The basic idea is fairly straightforward. The brain is organized into layers, such that the lowest layer is in close contact with the senses and the highest layer is the one that contains the information or representations that we actually perceive, consciously or otherwise—as the best explanation for what’s going on lower down in the hierarchy. The intermediate layers are only talking to the layers immediately above and below them. Predictive coding argues that each layer in the brain is making predictions about the activity—or outputs of the neurons—in the layer below. The use of the word prediction, though commonplace in the field, is somewhat misleading in this context. It’s not necessarily a prediction about the future. Think of it as hypothesizing about or anticipating the outputs of the neurons in the layer below.
Predictions flow from the top to the bottom, layer by layer. The bottommost layer is being told, in the case of vision, what the outputs of its neurons should be, given that the topmost layer is expecting to see something consistent with prior knowledge. The lowest layer compares the neuronal outputs induced by the incoming sense information to the prediction, and if there’s an error between the two, it informs the layer above. That layer then corrects the outputs of its neurons to accommodate the error signal, but this likely results in another error signal that has to be percolated upward. And so, the error signals move from the bottom to the top of the hierarchy, again layer by layer.
Whether or not the topmost layer corrects its hypothesis depends on the firmness—or precision—of the prior belief: the more malleable the belief, the more likely the error information influences the hypothesis.
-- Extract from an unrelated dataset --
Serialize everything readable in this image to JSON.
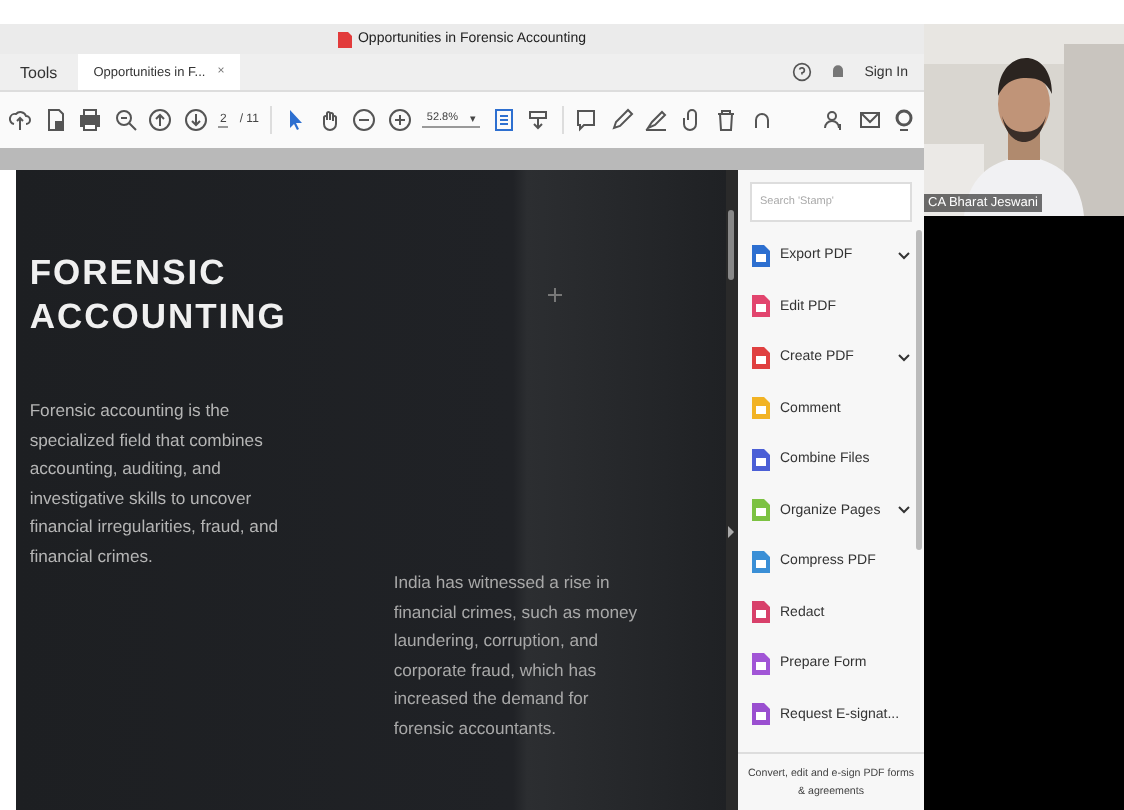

While cognitive psychologists slowly came around to accepting Helmholtz’s idea, strong support for it came from computational neuroscientists. In 1999, Rajesh Rao and Dana Ballard developed a simple computational model of predictive coding, in which predictions flowed down (feedback) and errors flowed up (feedforward). It was an explicit mathematical model, equations and all. The model was simple, given the computing power of the late 1990s. It’d be a decade and a half before it was given its computational due, thanks to a revolution in a field called machine learning.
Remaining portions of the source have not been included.